His wife, Rebecca Moore, the institute’s co-founder, lost her two sisters and young nephew, fathered by Jones, at Jonestown. McGehee questioned what visitors would learn, even hearing “firsthand from someone who lived in the area during Jonestown’s existence”, as the tour overview promises.
“Forty-five-year-old memories, ghosts, myths, folktales,” he said. “If you’re looking for what happened in Jonestown, you’re not going to get it.”
He said he viewed the tour as “alienating, especially for the people who were in the Temple”.
Sewcharran said her team spent hours watching interviews, news reports and documentaries, and read statements and personal accounts as part of their research.

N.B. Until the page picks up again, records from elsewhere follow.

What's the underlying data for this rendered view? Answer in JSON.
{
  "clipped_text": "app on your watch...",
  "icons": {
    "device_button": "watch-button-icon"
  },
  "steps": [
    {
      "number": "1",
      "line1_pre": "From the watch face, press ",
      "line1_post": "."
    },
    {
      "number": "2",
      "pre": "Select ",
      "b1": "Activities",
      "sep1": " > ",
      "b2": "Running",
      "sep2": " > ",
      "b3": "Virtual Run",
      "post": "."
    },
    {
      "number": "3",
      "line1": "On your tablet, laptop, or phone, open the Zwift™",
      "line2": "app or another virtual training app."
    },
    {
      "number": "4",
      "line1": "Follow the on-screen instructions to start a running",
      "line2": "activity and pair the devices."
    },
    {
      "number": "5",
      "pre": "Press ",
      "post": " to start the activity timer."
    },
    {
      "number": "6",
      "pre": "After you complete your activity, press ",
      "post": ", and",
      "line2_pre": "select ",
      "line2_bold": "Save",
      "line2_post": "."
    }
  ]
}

They have also spoken to Port Kaituma residents who had interactions with Jonestown, she said.
She said they chose not to contact former Jonestown residents or survivors out of consideration for their privacy and to avoid causing any trauma.
“That said, we deeply value their perspectives and are open to connecting with those who may be willing to share their stories in the future,” Sewcharran wrote in an email. “As the tour is still fairly new and evolving, we are committed to finding ways to honour and enrich the narrative while being mindful and compassionate toward those affected by these events.”
Cobb, who was born to Peoples Temple members, said he wasn’t sure what a US$650 tour would reveal in the Jonestown site’s current state and without input from former residents. He survived the massacre because he was in Georgetown playing in a basketball tournament with fellow members on the day of the killings.
“I think people are going to be disappointed,” he said. “I feel people are monetising a really serious issue, a tragedy; people lost their lives there.”
Cobb, 64, helped raise money for an Oakland memorial to the victims and maintains its website. At the Evergreen Cemetery, he said, people can scan QR codes to see the faces of people who died and learn about their lives. He said he would welcome tours that wanted to visit that memorial - and said they would be educational because of the participation of people who were involved in the community.
“I know there’s a big interest,” he said. “It’s historically a one-of-a-kind story. I think it should be remembered and not forgotten for many reasons, so people don’t make the same mistakes. So people study and find out why those people truly went there and lost their lives and what they were doing there.”